Doria, lê-se, foi visitar o autódromo de Yas Marina Circuit, administrado pela Abu Dhabi Motosports. “A empresa afirma movimentar o complexo cerca de 300 dias no ano. Um dos atrativos é a possibilidade de qualquer pessoa, habilitada a dirigir usufruir da pista por 20 minutos – por R$ 1,5 mil. Se privatizado, Doria diz que Interlagos poderá oferecer situação semelhante”, diz o texto.
Ele considera a experiência “um sucesso” e quer uma “tropicalização” da experiência internacional.
Numa nota anterior, o Estadão contou que o governo Doria e dos Emirados Árabes pagariam a viagem de quatro dias. “Para evitar custos extras, a Prefeitura afirma que Doria será acompanhado apenas de seu secretário municipal de Relações Internacionais, Júlio Serson. Os dois viajarão sozinhos, sem assessores – segundo o Estado apurou”.
A coluna Radar, da Veja, a mesma que revelou que Doria dorme “apenas três horas por noite” e que “secretários do prefeito estão exaustos com o ritmo de trabalho”, divulgou que o tucano foi recebido pelo príncipe Hamed Bin Zayed Al Nahyan, irmão do presidente de Abu Dhabi.
O príncipe surge, curiosamente, usando o bordão preferido de Doria: “Não gosto de políticos. O senhor é um gestor. Por isso, lhe recebi”.
O prefeito saiu feliz do encontro com Hamed, que tem US$ 900 bilhões em um fundo de investimento. O leitor saiu enganado.
O repórter Diogo Bercito, da Folha de S.Paulo, foi um dos poucos que questionou a turnê de João Doria. Perguntou-lhe se não havia conflito de interesses ao aceitar que os governos do Catar e dos Emirados Árabes pagassem sua viagem.
Doria, evidentemente, negou.
Em Dubai, João Doria Jr. se hospedou no hotel Jumeirah Al Naseem, cujo valor da diária em uma semana varia de R$ 2,1 mil até R$ 20 mil. Na cidade de Doha, ficou no hotel St. Regis que tem suíte presidencial de dois andares por R$ 39 mil.
Quem pagou a viagem dos jornalistas?
Diogo Bercito foi correspondente do jornal em Jerusalém e está em Madri. Ele não foi autorizado a dar entrevista ao DCM, mas a ombudsman respondeu meu email. “Todas as despesas da viagem e estadia do repórter Diogo Bercito aos Emirados Árabes foram pagas pela Folha”, informou.

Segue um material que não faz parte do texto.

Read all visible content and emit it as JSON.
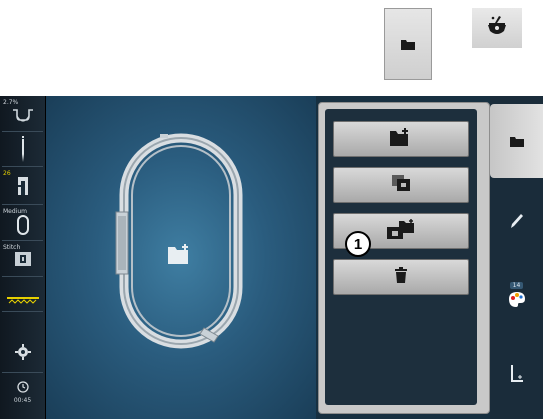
{
  "reference_buttons": {
    "file_icon": "folder-icon",
    "mortar_icon": "embroidery-mortar-icon"
  },
  "status_bar": {
    "hoop_dimension": "2.7%",
    "needle_icon": "needle-icon",
    "presser_foot_number": "26",
    "hoop_label": "Medium",
    "stitch_plate_label": "Stitch",
    "stabilizer_icon": "stabilizer-icon",
    "settings_icon": "gear-icon",
    "time_readout": "00:45"
  },
  "panel": {
    "buttons": [
      {
        "id": "save-new",
        "icon": "folder-save-icon"
      },
      {
        "id": "copy",
        "icon": "copy-icon"
      },
      {
        "id": "overwrite",
        "icon": "folder-overwrite-icon"
      },
      {
        "id": "delete",
        "icon": "trash-icon"
      }
    ],
    "marker_number": "1"
  },
  "tabs": {
    "file": "folder-icon",
    "edit": "pencil-icon",
    "color_badge": "14",
    "color": "color-palette-icon",
    "stitch": "stitch-icon"
  },
  "colors": {
    "screen_bg": "#173041",
    "accent_yellow": "#e6d000",
    "button_gray": "#c4c4c4"
  }
}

A Band mandou um repórter pela agência Agaxtur de turismo. O presidente, Aldo Leone Filho, já deu entrevistas a João Doria Jr. no seu Show Business. Doria o chama de “Aldinho”.

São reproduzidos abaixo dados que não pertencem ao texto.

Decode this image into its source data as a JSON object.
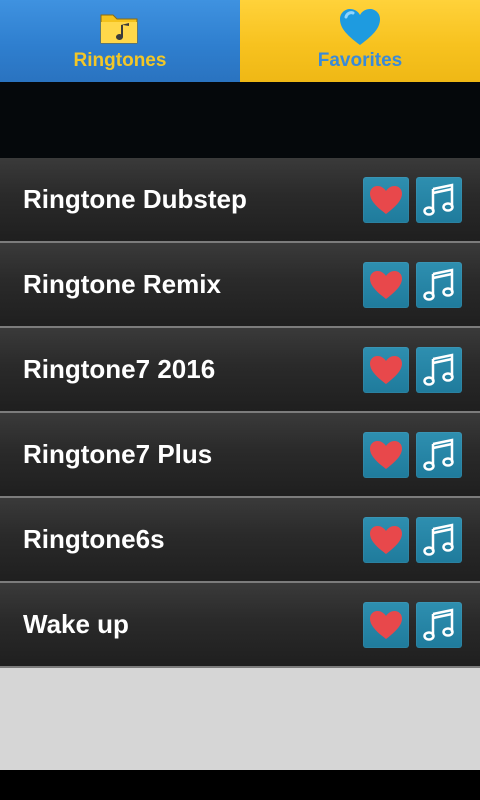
{
  "tabs": {
    "ringtones": {
      "label": "Ringtones",
      "icon": "folder-music-icon",
      "color": "#2f7fcf"
    },
    "favorites": {
      "label": "Favorites",
      "icon": "heart-icon",
      "color": "#f7c21f"
    }
  },
  "ringtones": [
    {
      "title": "Ringtone Dubstep"
    },
    {
      "title": "Ringtone Remix"
    },
    {
      "title": "Ringtone7 2016"
    },
    {
      "title": "Ringtone7 Plus"
    },
    {
      "title": "Ringtone6s"
    },
    {
      "title": "Wake up"
    }
  ],
  "colors": {
    "accent_blue": "#2f7fcf",
    "accent_yellow": "#f7c21f",
    "button_teal": "#2589aa",
    "heart_red": "#e8484b"
  }
}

O programa esteve na grade da Band até julho de 2016, quando JD saiu em campanha. Na televisão, o “enviado” da Band teve acesso total ao prefeito, que lhe deu uma entrevista “exclusiva” no avião em que os dois viajaram (assista o vídeo abaixo).
No rádio, a BandNews reaproveitava o conteúdo com pílulas. Só aí o cidadão era informado que o profissional viajou às custas da Agaxtur.
O DCM entrou em contato com a agência. “Temos um contrato de exclusividade com o Grupo Bandeirantes e foi desta forma que viabilizamos a viagem”, disse a assessoria de imprensa.
O consulado dos Emirados Árabes Unidos não deu detalhes sobre a parceria com o Estado de S. Paulo: “Não podemos responder esta questão e não temos um porta-voz com esta informação. Você deve se informar com o governo dos Emirados Árabes ou com empresas envolvidas na viagem”.
O Yas Marina Circuit não respondeu às perguntas enviadas pelo DCM até o momento da publicação deste artigo.
Enviei cinco perguntas à Secretaria de Comunicação da Prefeitura de São Paulo, SECOM.
- O Estadão diz que o governo dos Emirados Árabes pagou a viagem. A informação está correta ou a prefeitura ajudou de alguma forma?
- A coluna Radar na Veja também foi pelos Emirados Árabes ou conseguiu a informação diretamente da assessoria do prefeito?
- Demais publicações foram financiadas por outros órgãos para cobrir a viagem ou pela prefeitura?
- O príncipe Hamed Bin Zayed Al Nahyan, além de fazer elogios ao prefeito Doria, planeja ações em São Paulo?
- Quantas pessoas foram na viagem? Somente o prefeito e assessores?
A SECOM respondeu apenas que “a comitiva da Prefeitura na viagem foi composta pelo prefeito, o secretário de Relações Internacionais e um ajudante de ordens”, sem nenhum esclarecimento adicional.
Por enquanto, não há sinal do ouro da Arábia. O que temos é um tapete voador pilotado por Aladim, com um monte de oportunistas em cima e milhões de trouxas lá embaixo.